Tuesday 18th December 2018 11:40-13:00
5 Carceral Boundaries
Crossing the prison boundary? A study of UK prisoner writing competitions
Eleanor March (University of Surrey)
Writing has historically been viewed as a way for prisoners to escape their imprisonment. Through the act of writing, the prisoner can transcend their incarceration (Brombert, 1978; Carnochan, 1998) and convey a part of themselves beyond the prison walls. While prisoner writing undoubtedly offers numerous benefits, its liberatory function has been challenged (Rodríguez, 2006; Ahnert, 2013). Traditional conceptions of the impregnable prison boundary, and the resulting absolute division between inside and outside, have also been contested (Baer & Ravneburg, 2008). The prison border is revealed to be permeable and heterogeneous (Moran, 2015), an idea encapsulated by Turner’s model of the “boundary patchwork” that can be crossed in numerous ways, including via prisoner artwork (2016). This paper builds on Turner’s research by evaluating the function of prisoner writing as a boundary crossing, focusing on the spatial movement of texts within prisoner writing competitions. I examine written submissions to the Koestler Awards, alongside the annual Prison Reform Trust writing competition. I draw on my experience of volunteering for both competitions, along with my research into archive and published competition entries. My paper considers how competition entries leave prison, travel though the judging process, and achieve publication. By examining the literary practices involved, and relating these to the geography of the prison boundary, I conclude that the majority of prisoner writing remains unpublished and that publication often imposes further constraints on such writing. This interdisciplinary study thus suggests that, counter-intuitively, prisoner writing offers limited opportunities for boundary crossing.
The presentation of place in everyday prison life
Maddalena Rodelli (Università degli studi di Padova)

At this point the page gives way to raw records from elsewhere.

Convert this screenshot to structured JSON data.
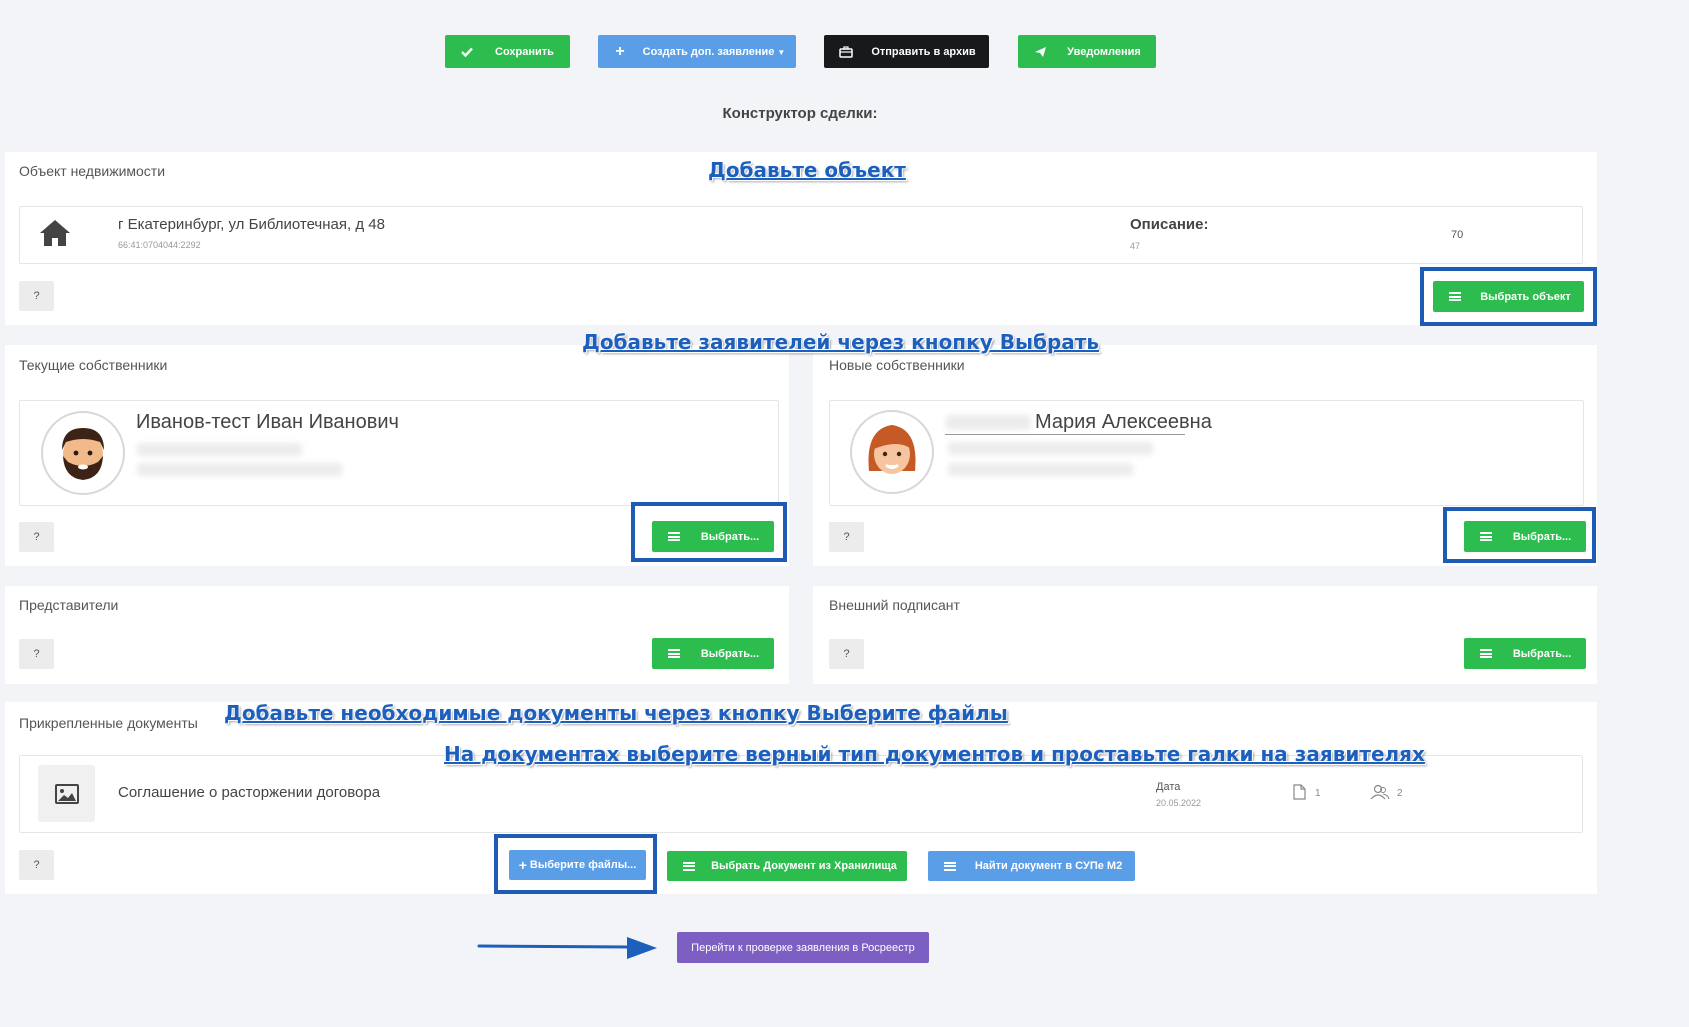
{
  "toolbar": {
    "save_label": "Сохранить",
    "create_label": "Создать доп. заявление",
    "archive_label": "Отправить в архив",
    "notify_label": "Уведомления"
  },
  "page_title": "Конструктор сделки:",
  "property": {
    "section_title": "Объект недвижимости",
    "address": "г Екатеринбург, ул Библиотечная, д 48",
    "cadastral": "66:41:0704044:2292",
    "desc_label": "Описание:",
    "desc_value": "47",
    "extra_value": "70",
    "help_label": "?",
    "select_label": "Выбрать объект"
  },
  "current_owners": {
    "section_title": "Текущие собственники",
    "name": "Иванов-тест Иван Иванович",
    "help_label": "?",
    "select_label": "Выбрать..."
  },
  "new_owners": {
    "section_title": "Новые собственники",
    "name": "Мария Алексеевна",
    "help_label": "?",
    "select_label": "Выбрать..."
  },
  "representatives": {
    "section_title": "Представители",
    "help_label": "?",
    "select_label": "Выбрать..."
  },
  "external_signer": {
    "section_title": "Внешний подписант",
    "help_label": "?",
    "select_label": "Выбрать..."
  },
  "documents": {
    "section_title": "Прикрепленные документы",
    "doc_name": "Соглашение о расторжении договора",
    "date_label": "Дата",
    "date_value": "20.05.2022",
    "files_count": "1",
    "signers_count": "2",
    "help_label": "?",
    "choose_files_label": "Выберите файлы...",
    "storage_label": "Выбрать Документ из Хранилища",
    "find_label": "Найти документ в СУПе М2"
  },
  "submit_label": "Перейти к проверке заявления в Росреестр",
  "annotations": {
    "add_object": "Добавьте объект",
    "add_applicants": "Добавьте заявителей через кнопку Выбрать",
    "add_docs": "Добавьте необходимые документы через кнопку Выберите файлы",
    "doc_types": "На документах выберите верный тип документов и проставьте галки на заявителях"
  },
  "colors": {
    "green": "#2dbd4e",
    "blue": "#5a9ee8",
    "dark": "#18191b",
    "purple": "#7d5fc3",
    "annotation": "#1d5fbd"
  }
}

The interplay between individuals and their surroundings plays a fundamental role in relation to the intergroup psychosocial dynamics of inclusion end exclusion. This has significant implications in prison, a context with hardly permeable boundaries where convicts and prison officers are members of two inevitably opposed groups, due to the power asymmetry of their role of controllers and controlled ones. With this contribution I intend to explore the representation of places in everyday prison life, from the point of view of the various social groups populating the prison: convicts, penitentiary police officers and health care workers. The principle aim of this study is to analyze the role of prison’s physical and symbolic features in the processes of construction, negotiation and maintenance of an individual identity and groups’ sense of belonging or opposition. Assuming Goffman’s dramaturgical perspective, I will try to identify which could be, for each social group, the front stage and back stage places, highlighting their use and their perception. I will consider the concepts of place attachment, defined as a multidimensional bond between person and place, and territoriality, defined as the use of the space to communicate influence or control on places. The research is based on 30 dialogic interviews conducted both with inmates and staff of a minimum-security prison for drug addicted convicts. A part of the interviews was dedicated to the production of a personal map of the prison, in order to allow participants to express visually their cognitive and sensory experiences linked with the prison environment.
Closing Holloway Prison: The women’s voices
Carly Guest and Rachel Seoighe (Middlesex University)
This paper reflects on interviews and focus groups with formally/imprisoned women who experienced the closure of Holloway Prison in the summer of 2016, including oral history interviews conducted by Islington Museum. It considers the far-reaching implications the closure of the prison had on women’s lives; the women detail the impact on relationships within and beyond the prison. These include relationships with self, others, the carceral space and institution. The women’s experiences also illustrate how the inadequacies of support outside of the prison, such as housing and mental health support, forms another kind of carceral landscape that shapes their carceral journeys.